Yes, Beth thought, the staff did things like that.

“It’s as if Ariane can’t stand to see me at the typewriter, it’s a signal for her to start screaming. I can hardly believe I’m close to done.”

“Then what will you do?”

“Bethie, I can’t think past the point of my degree. The house is always a mess, I haven’t cooked anything new in months. I see the red dress I started making in the ninth month sitting upstairs. I never read a book. It’s a miracle if I look at the paper. Neil asks me what I do all day, and it seems to me I chase my tail and that’s about it.”

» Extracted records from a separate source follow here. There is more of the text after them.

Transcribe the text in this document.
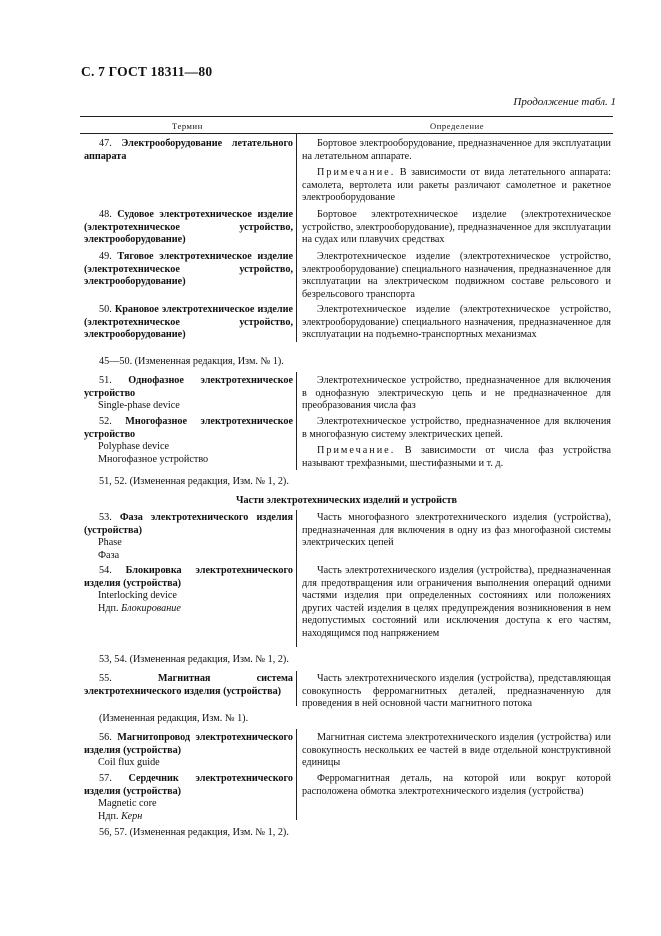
С. 7 ГОСТ 18311—80
Продолжение табл. 1
Термин	Определение
47. Электрооборудование летательного аппарата
Бортовое электрооборудование, предназначенное для эксплуатации на летательном аппарате.
Примечание. В зависимости от вида летательного аппарата: самолета, вертолета или ракеты различают самолетное и ракетное электрооборудование
48. Судовое электротехническое изделие (электротехническое устройство, электрооборудование)
Бортовое электротехническое изделие (электротехническое устройство, электрооборудование), предназначенное для эксплуатации на судах или плавучих средствах
49. Тяговое электротехническое изделие (электротехническое устройство, электрооборудование)
Электротехническое изделие (электротехническое устройство, электрооборудование) специального назначения, предназначенное для эксплуатации на электрическом подвижном составе рельсового и безрельсового транспорта
50. Крановое электротехническое изделие (электротехническое устройство, электрооборудование)
Электротехническое изделие (электротехническое устройство, электрооборудование) специального назначения, предназначенное для эксплуатации на подъемно-транспортных механизмах
45—50. (Измененная редакция, Изм. № 1).
51. Однофазное электротехническое устройство
Single-phase device
Электротехническое устройство, предназначенное для включения в однофазную электрическую цепь и не предназначенное для преобразования числа фаз
52. Многофазное электротехническое устройство
Polyphase device
Многофазное устройство
Электротехническое устройство, предназначенное для включения в многофазную систему электрических цепей.
Примечание. В зависимости от числа фаз устройства называют трехфазными, шестифазными и т. д.
51, 52. (Измененная редакция, Изм. № 1, 2).
Части электротехнических изделий и устройств
53. Фаза электротехнического изделия (устройства)
Phase
Фаза
Часть многофазного электротехнического изделия (устройства), предназначенная для включения в одну из фаз многофазной системы электрических цепей
54. Блокировка электротехнического изделия (устройства)
Interlocking device
Ндп. Блокирование
Часть электротехнического изделия (устройства), предназначенная для предотвращения или ограничения выполнения операций одними частями изделия при определенных состояниях или положениях других частей изделия в целях предупреждения возникновения в нем недопустимых состояний или исключения доступа к его частям, находящимся под напряжением
53, 54. (Измененная редакция, Изм. № 1, 2).
55.	Магнитная система электротехнического изделия (устройства)
Часть электротехнического изделия (устройства), представляющая совокупность ферромагнитных деталей, предназначенную для проведения в ней основной части магнитного потока
(Измененная редакция, Изм. № 1).
56. Магнитопровод электротехнического изделия (устройства)
Coil flux guide
Магнитная система электротехнического изделия (устройства) или совокупность нескольких ее частей в виде отдельной конструктивной единицы
57. Сердечник электротехнического изделия (устройства)
Magnetic core
Ндп. Керн
Ферромагнитная деталь, на которой или вокруг которой расположена обмотка электротехнического изделия (устройства)
56, 57. (Измененная редакция, Изм. № 1, 2).
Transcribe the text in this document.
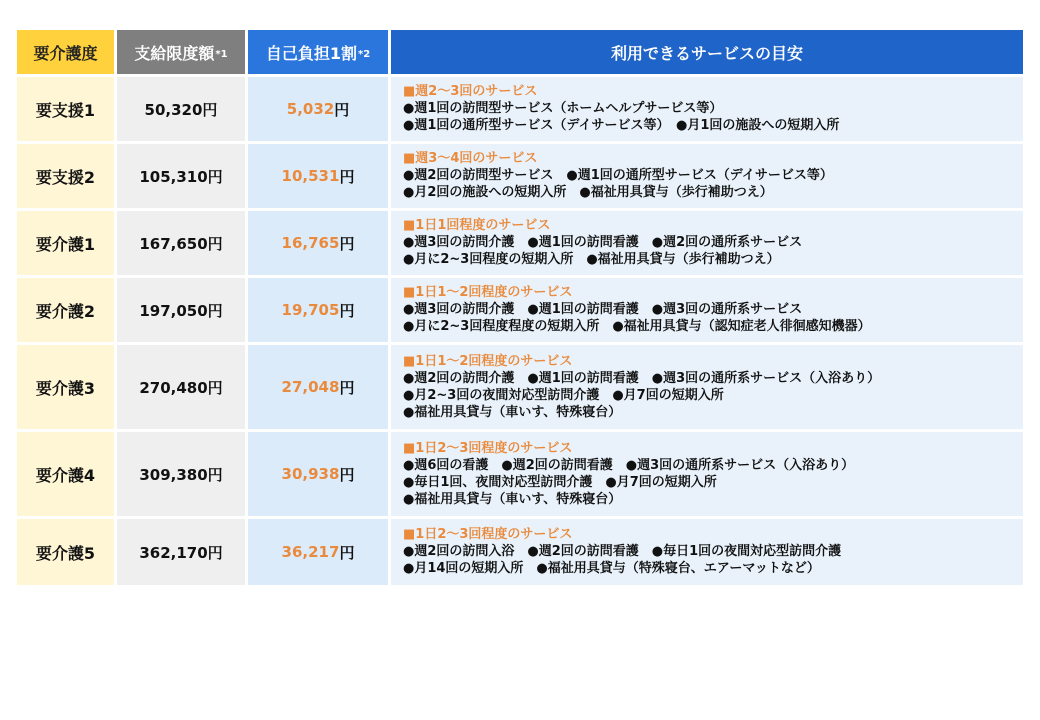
要介護度 支給限度額 *1 自己負担1割 *2	利用できるサービスの目安
要支援1	50,320円	5,032 円
■週2～3回のサービス
●週1回の訪問型サービス（ホームヘルプサービス等）
●週1回の通所型サービス（デイサービス等）　●月1回の施設への短期入所
要支援2	105,310円	10,531 円
■週3～4回のサービス
●週2回の訪問型サービス　●週1回の通所型サービス（デイサービス等）
●月2回の施設への短期入所　●福祉用具貸与（歩行補助つえ）
要介護1	167,650円	16,765 円
■1日1回程度のサービス
●週3回の訪問介護　●週1回の訪問看護　●週2回の通所系サービス
●月に2~3回程度の短期入所　●福祉用具貸与（歩行補助つえ）
要介護2	197,050円	19,705 円
■1日1～2回程度のサービス
●週3回の訪問介護　●週1回の訪問看護　●週3回の通所系サービス
●月に2~3回程度程度の短期入所　●福祉用具貸与（認知症老人徘徊感知機器）
要介護3	270,480円	27,048 円
■1日1～2回程度のサービス
●週2回の訪問介護　●週1回の訪問看護　●週3回の通所系サービス（入浴あり）
●月2~3回の夜間対応型訪問介護　●月7回の短期入所
●福祉用具貸与（車いす、特殊寝台）
要介護4	309,380円	30,938 円
■1日2～3回程度のサービス
●週6回の看護　●週2回の訪問看護　●週3回の通所系サービス（入浴あり）
●毎日1回、夜間対応型訪問介護　●月7回の短期入所
●福祉用具貸与（車いす、特殊寝台）
要介護5	362,170円	36,217 円
■1日2～3回程度のサービス
●週2回の訪問入浴　●週2回の訪問看護　●毎日1回の夜間対応型訪問介護
●月14回の短期入所　●福祉用具貸与（特殊寝台、エアーマットなど）
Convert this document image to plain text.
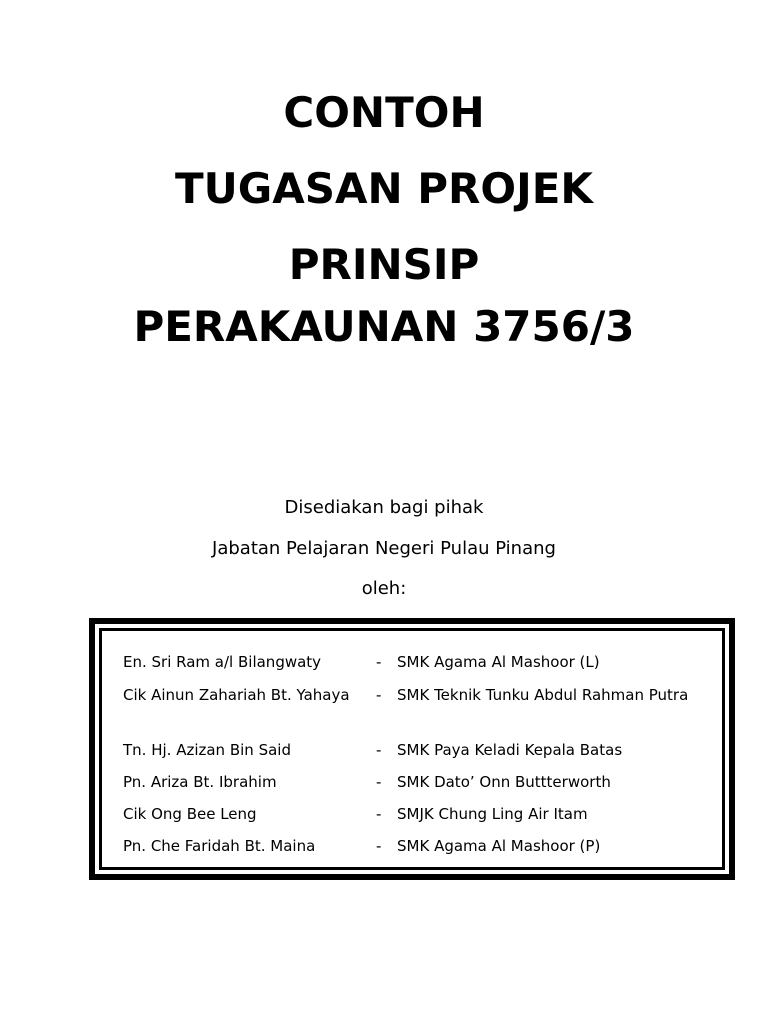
CONTOH
TUGASAN PROJEK
PRINSIP
PERAKAUNAN 3756/3
Disediakan bagi pihak
Jabatan Pelajaran Negeri Pulau Pinang
oleh:
En. Sri Ram a/l Bilangwaty	-	SMK Agama Al Mashoor (L)
Cik Ainun Zahariah Bt. Yahaya	-	SMK Teknik Tunku Abdul Rahman Putra
Tn. Hj. Azizan Bin Said	-	SMK Paya Keladi Kepala Batas
Pn. Ariza Bt. Ibrahim	-	SMK Dato’ Onn Buttterworth
Cik Ong Bee Leng	-	SMJK Chung Ling Air Itam
Pn. Che Faridah Bt. Maina	-	SMK Agama Al Mashoor (P)
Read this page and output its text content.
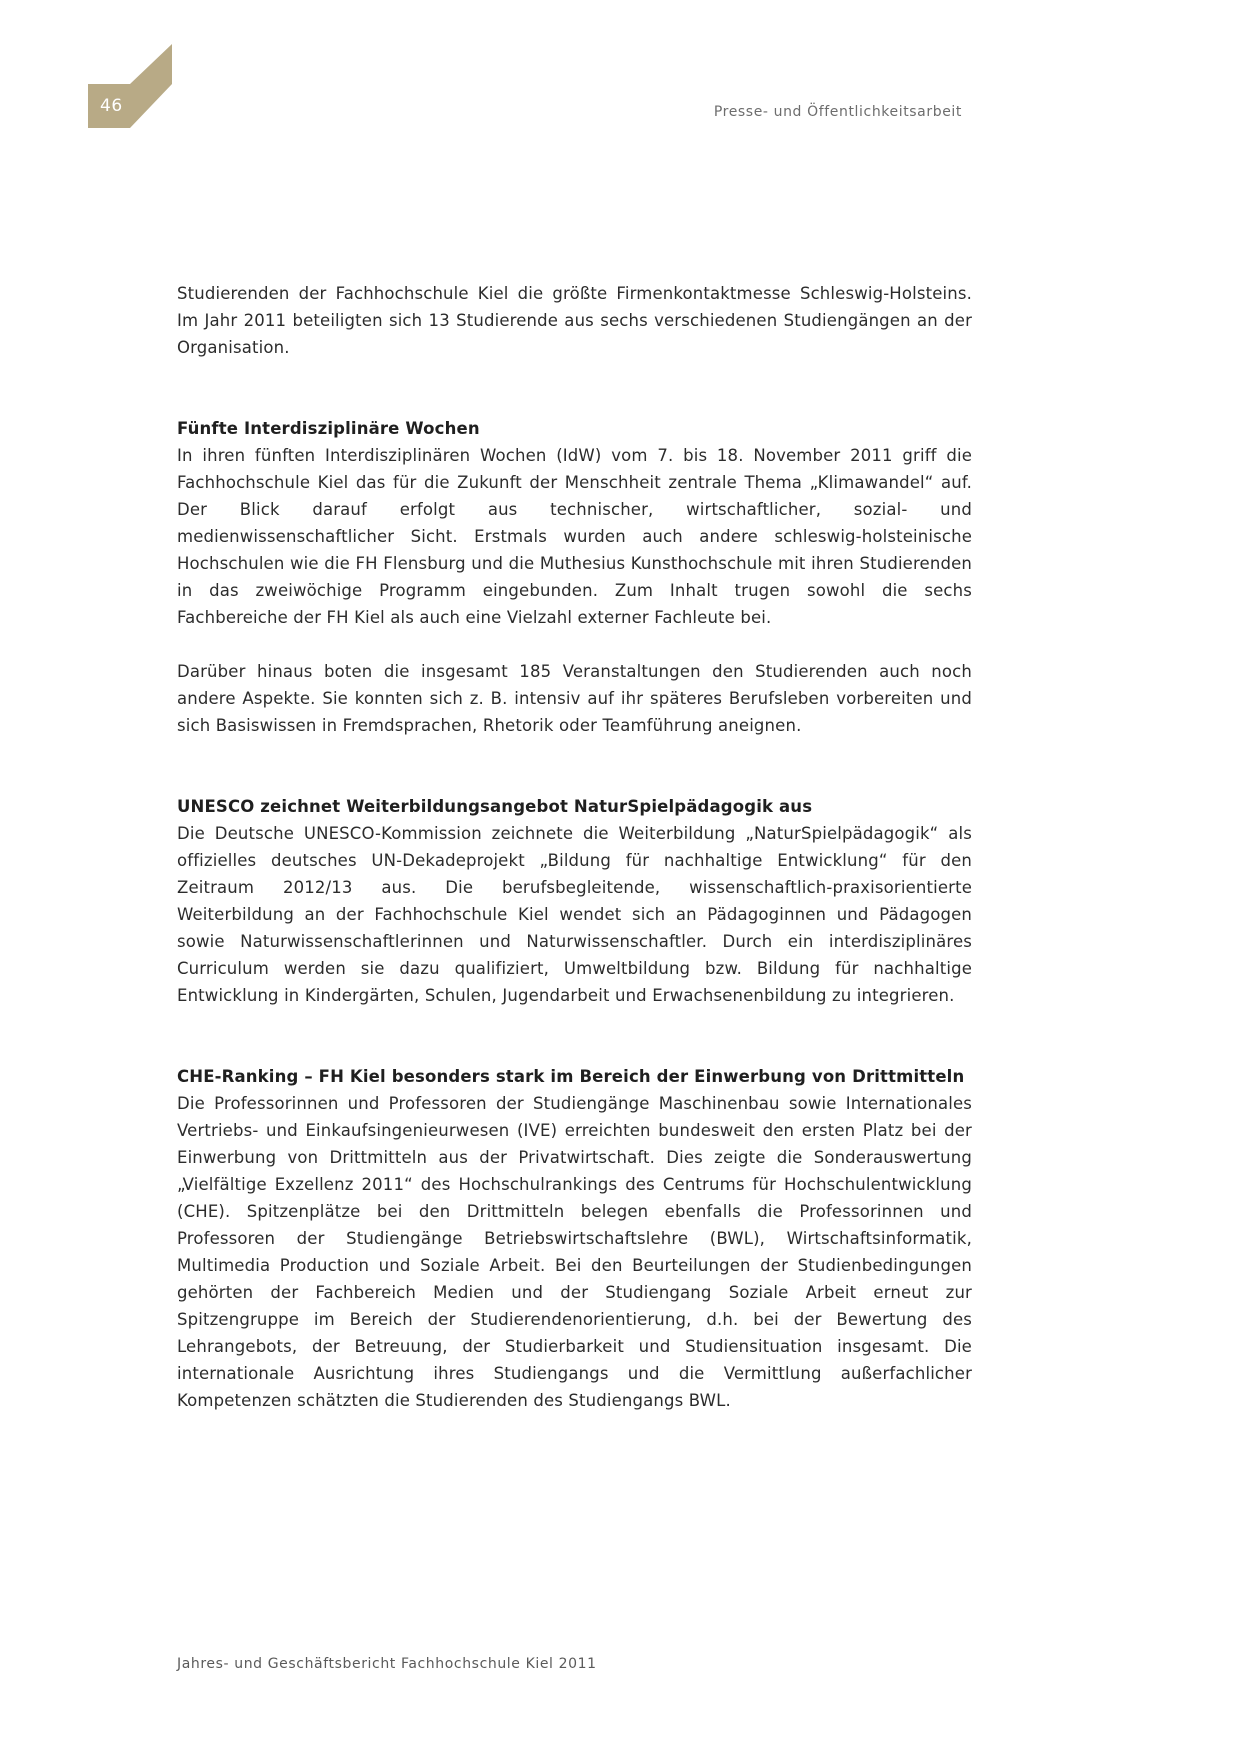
46	Presse- und Öffentlichkeitsarbeit

Studierenden der Fachhochschule Kiel die größte Firmenkontaktmesse Schleswig-Holsteins. Im Jahr 2011 beteiligten sich 13 Studierende aus sechs verschiedenen Studiengängen an der Organisation.

Fünfte Interdisziplinäre Wochen

In ihren fünften Interdisziplinären Wochen (IdW) vom 7. bis 18. November 2011 griff die Fachhochschule Kiel das für die Zukunft der Menschheit zentrale Thema „Klimawandel“ auf. Der Blick darauf erfolgt aus technischer, wirtschaftlicher, sozial- und medienwissenschaftlicher Sicht. Erstmals wurden auch andere schleswig-holsteinische Hochschulen wie die FH Flensburg und die Muthesius Kunsthochschule mit ihren Studierenden in das zweiwöchige Programm eingebunden. Zum Inhalt trugen sowohl die sechs Fachbereiche der FH Kiel als auch eine Vielzahl externer Fachleute bei.

Darüber hinaus boten die insgesamt 185 Veranstaltungen den Studierenden auch noch andere Aspekte. Sie konnten sich z. B. intensiv auf ihr späteres Berufsleben vorbereiten und sich Basiswissen in Fremdsprachen, Rhetorik oder Teamführung aneignen.

UNESCO zeichnet Weiterbildungsangebot NaturSpielpädagogik aus

Die Deutsche UNESCO-Kommission zeichnete die Weiterbildung „NaturSpielpädagogik“ als offizielles deutsches UN-Dekadeprojekt „Bildung für nachhaltige Entwicklung“ für den Zeitraum 2012/13 aus. Die berufsbegleitende, wissenschaftlich-praxisorientierte Weiterbildung an der Fachhochschule Kiel wendet sich an Pädagoginnen und Pädagogen sowie Naturwissenschaftlerinnen und Naturwissenschaftler. Durch ein interdisziplinäres Curriculum werden sie dazu qualifiziert, Umweltbildung bzw. Bildung für nachhaltige Entwicklung in Kindergärten, Schulen, Jugendarbeit und Erwachsenenbildung zu integrieren.

CHE-Ranking – FH Kiel besonders stark im Bereich der Einwerbung von Drittmitteln

Die Professorinnen und Professoren der Studiengänge Maschinenbau sowie Internationales Vertriebs- und Einkaufsingenieurwesen (IVE) erreichten bundesweit den ersten Platz bei der Einwerbung von Drittmitteln aus der Privatwirtschaft. Dies zeigte die Sonderauswertung „Vielfältige Exzellenz 2011“ des Hochschulrankings des Centrums für Hochschulentwicklung (CHE). Spitzenplätze bei den Drittmitteln belegen ebenfalls die Professorinnen und Professoren der Studiengänge Betriebswirtschaftslehre (BWL), Wirtschaftsinformatik, Multimedia Production und Soziale Arbeit. Bei den Beurteilungen der Studienbedingungen gehörten der Fachbereich Medien und der Studiengang Soziale Arbeit erneut zur Spitzengruppe im Bereich der Studierendenorientierung, d.h. bei der Bewertung des Lehrangebots, der Betreuung, der Studierbarkeit und Studiensituation insgesamt. Die internationale Ausrichtung ihres Studiengangs und die Vermittlung außerfachlicher Kompetenzen schätzten die Studierenden des Studiengangs BWL.

Jahres- und Geschäftsbericht Fachhochschule Kiel 2011
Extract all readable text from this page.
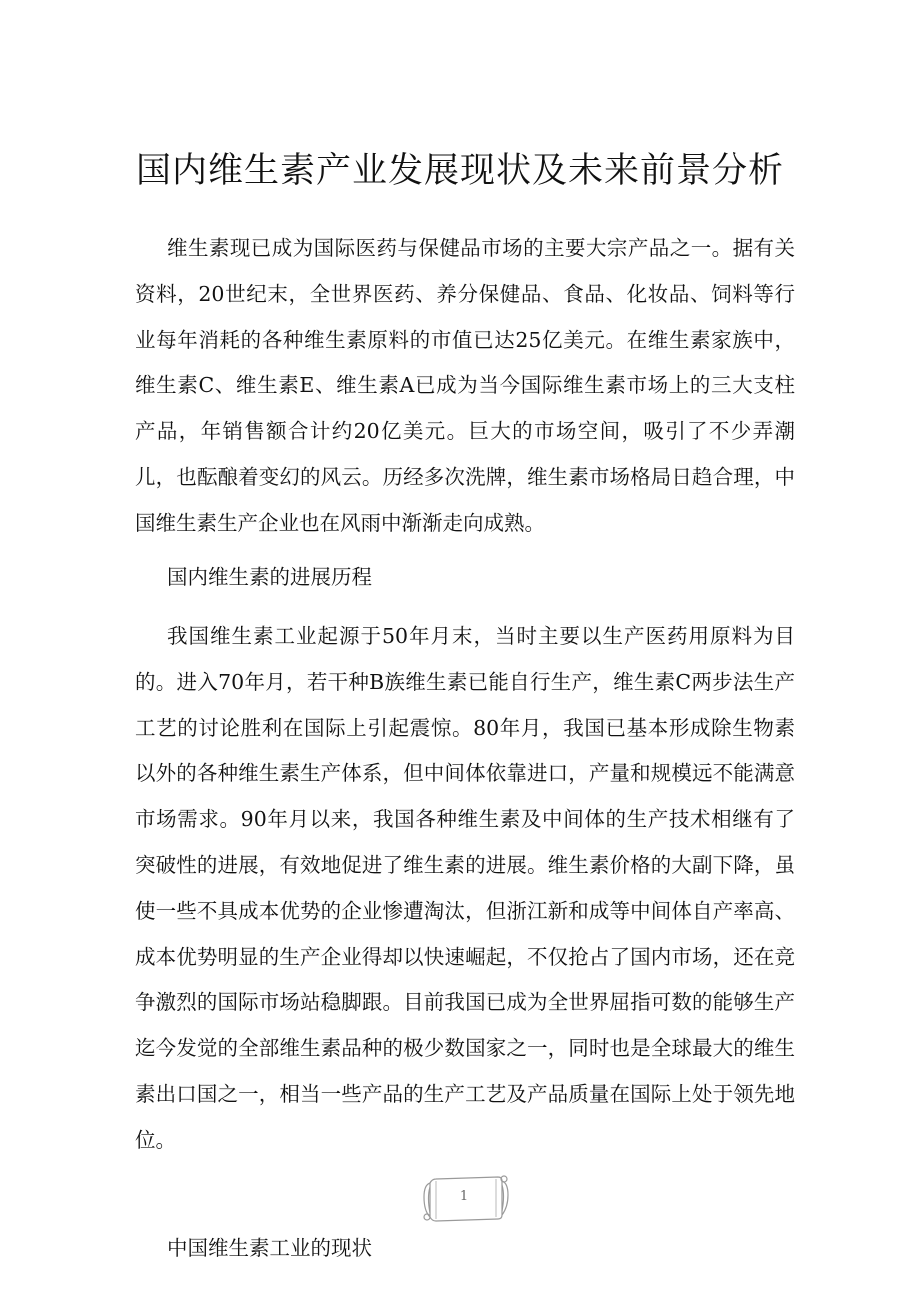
国内维生素产业发展现状及未来前景分析

维生素现已成为国际医药与保健品市场的主要大宗产品之一。据有关资料，20世纪末，全世界医药、养分保健品、食品、化妆品、饲料等行业每年消耗的各种维生素原料的市值已达25亿美元。在维生素家族中，维生素C、维生素E、维生素A已成为当今国际维生素市场上的三大支柱产品，年销售额合计约20亿美元。巨大的市场空间，吸引了不少弄潮儿，也酝酿着变幻的风云。历经多次洗牌，维生素市场格局日趋合理，中国维生素生产企业也在风雨中渐渐走向成熟。

国内维生素的进展历程

我国维生素工业起源于50年月末，当时主要以生产医药用原料为目的。进入70年月，若干种B族维生素已能自行生产，维生素C两步法生产工艺的讨论胜利在国际上引起震惊。80年月，我国已基本形成除生物素以外的各种维生素生产体系，但中间体依靠进口，产量和规模远不能满意市场需求。90年月以来，我国各种维生素及中间体的生产技术相继有了突破性的进展，有效地促进了维生素的进展。维生素价格的大副下降，虽使一些不具成本优势的企业惨遭淘汰，但浙江新和成等中间体自产率高、成本优势明显的生产企业得却以快速崛起，不仅抢占了国内市场，还在竞争激烈的国际市场站稳脚跟。目前我国已成为全世界屈指可数的能够生产迄今发觉的全部维生素品种的极少数国家之一，同时也是全球最大的维生素出口国之一，相当一些产品的生产工艺及产品质量在国际上处于领先地位。

1
中国维生素工业的现状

“My life begins when I get home from work.”

“They’re not having much luck getting new contracts. Things are tight in the industry, companies going bankrupt.”

“I almost hope they fire me.”

“Why? What will you do?”

Beth shrugged. “I’ve been thinking lately maybe I’d like to do women’s theater.”

“You want to be an actress? You’re putting me on.”

“Don’t sound so shocked. I think maybe I want to do women’s theater with a group. That’s different.”

“You astonish me. I never thought you wanted to get up on a stage! You have a hidden side.” Miriam was smiling.

“I want to act out things women need to express. You’d have to see what we’ve been doing. Miriam, would you come?”

“I’d love to!”

“Tomorrow night? Please.”

“I’d have to get a baby sitter.” Miriam looked dubious. “You never imagine how many things you won’t be able to do.”

“I think I do imagine.”

“But don’t you ever want to have your own baby?” Miriam hugged Ariane up out of the chair and nuzzled her, while Ariane chewed on her hair. Ariane was a fat curly child with black eyes and Miriam’s skin. She was a child everyone wanted to pick up and squeeze. Two months older than Blake, she was much fatter and bigger and noisier. Miriam said, “She has the character of a jolly little Napoleon. A will of
iron and lungs to go with it. She always wins. My father says she looks just like I did at her age, but I’ve seen photographs. I was a big baby, but sallow, rather melancholy. Just what I’d like—a child I could push around. But this tigress! She doesn’t even sleep much. I think she uses solar energy.”

“How come she has so many toys?” Both looked around. As far as she could see through the rooms and hall, toys were scattered, dolls, plush animals, square pegs to be pounded into holes, pull-toys, rings and stakes, busy-boxes, things on wheels. Ariane had more toys than the three children at the commune, perhaps six times as many. The house was going under in a breaking wave of scattered toys, and every time Beth came, something new was underfoot.

“Oh, Neil’s always bringing her a treat.” Miriam spoke apologetically. “She does have an awful lot, doesn’t she? Her grandparents buy her toys too, so does Jaime. Even my father, who remarried by the way. The widow of a doctor. I tell you, after a few years of dating the kind of women he kept telling my mother she ought to be, he’s gone and married another version of her. Another woman who adores him and thinks he’s a wonder, and what is she? But this one has money.… And my sister Allegra, who married into peanut butter, has a baby now. We keep sending each other pictures. That’s just a bad joke about the peanut butter. Everybody’s married.”

“My sister Nancy too. She ran away and married a guy who just got out of the Army. Knew him for two weeks. I don’t care, it can be everybody, everybody in the world. Except me.”

“Don’t play innocent with me.” Laura had her elbows planted on the kitchen table. “You told us about Karen. Why not come out of the closet? The first step in our liberation is being able to love each other, to give each other that love and support and tenderness we’ve given men. Men don’t have to be gentle and nurturing because they can find a woman to do it for them. But all women are starved for tenderness. Come out of the closet and you’ll feel stronger, you’ll respect yourself.”